To help ensure the mystical properties of owl eggs are not lost along the supply chain, a rigorous process of collection is maintained. This involves sprinkling of flour (maize meal) prior to collection and handling eggs using only a black or white cloth. This may sound like a bit too much hocus pocus, but it is probably happening in a neighbourhood near you. Owls of all stripes and sizes are targeted. If you find a stranger clamouring up a tree, be suspicious. They are probably hunting for eggs or even young owls. Even inside protected areas, the hunt is on.
Even though harvesting is illegal, this makes little impact on those seeking to join the trade. When I posted a blog on this subject in October 2016, I received 27 comments. Ten were from people wishing to sell owls or their eggs.
Like other species whose parts are illegally traded, owl populations are collapsing. The population I studied during 2004-2007 have produced nary a chick in two years. The price of eggs alone, combined with local disdain for owls, virtually ensures this is one conservation crisis..
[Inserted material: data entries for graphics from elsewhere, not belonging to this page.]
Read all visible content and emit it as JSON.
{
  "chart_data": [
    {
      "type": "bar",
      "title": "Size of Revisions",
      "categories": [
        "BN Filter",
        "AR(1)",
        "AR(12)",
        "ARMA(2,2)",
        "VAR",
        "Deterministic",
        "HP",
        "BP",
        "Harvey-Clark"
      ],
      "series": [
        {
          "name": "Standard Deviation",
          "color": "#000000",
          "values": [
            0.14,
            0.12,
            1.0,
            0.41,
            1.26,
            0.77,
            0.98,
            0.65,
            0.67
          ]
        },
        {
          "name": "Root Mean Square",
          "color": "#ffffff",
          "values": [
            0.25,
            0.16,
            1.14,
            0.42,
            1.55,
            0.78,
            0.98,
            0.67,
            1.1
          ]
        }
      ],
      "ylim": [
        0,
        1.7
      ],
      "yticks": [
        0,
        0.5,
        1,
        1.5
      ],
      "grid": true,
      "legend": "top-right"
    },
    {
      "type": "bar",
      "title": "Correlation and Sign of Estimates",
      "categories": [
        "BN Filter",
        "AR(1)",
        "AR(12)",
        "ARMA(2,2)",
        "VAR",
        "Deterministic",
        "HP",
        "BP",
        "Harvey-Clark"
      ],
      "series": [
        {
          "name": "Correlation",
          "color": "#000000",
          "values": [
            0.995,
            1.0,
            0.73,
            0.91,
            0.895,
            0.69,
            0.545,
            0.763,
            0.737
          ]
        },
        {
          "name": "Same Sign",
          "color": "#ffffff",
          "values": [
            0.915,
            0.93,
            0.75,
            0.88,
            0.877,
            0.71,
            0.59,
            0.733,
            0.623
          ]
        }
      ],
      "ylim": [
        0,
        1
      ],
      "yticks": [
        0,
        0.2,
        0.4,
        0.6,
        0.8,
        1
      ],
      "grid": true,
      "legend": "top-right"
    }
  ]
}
I have been asked why I publicize this issue when doing so will only result in more harm to owls. This is undeniably true in the immediate future, although it is hard to imagine any more growth in the ‘industry’. But trying to tackle a conservation crisis such as this one cannot be achieved when the total of those fighting to address the problem are less than five.
I am also asked, ‘Where is KWS in all of this?’ Whenever I have received a report of egg theft, or obtained contacts of traders that can be followed up, I pass these along to KWS. Unrelated to any of my reports to KWS, a local newspaper confirmed the arrest of two people in possession of owl eggs in Malindi in 2015. I implore KWS to confirm their activities in regards to this issue, as I am unable to confirm any further actions.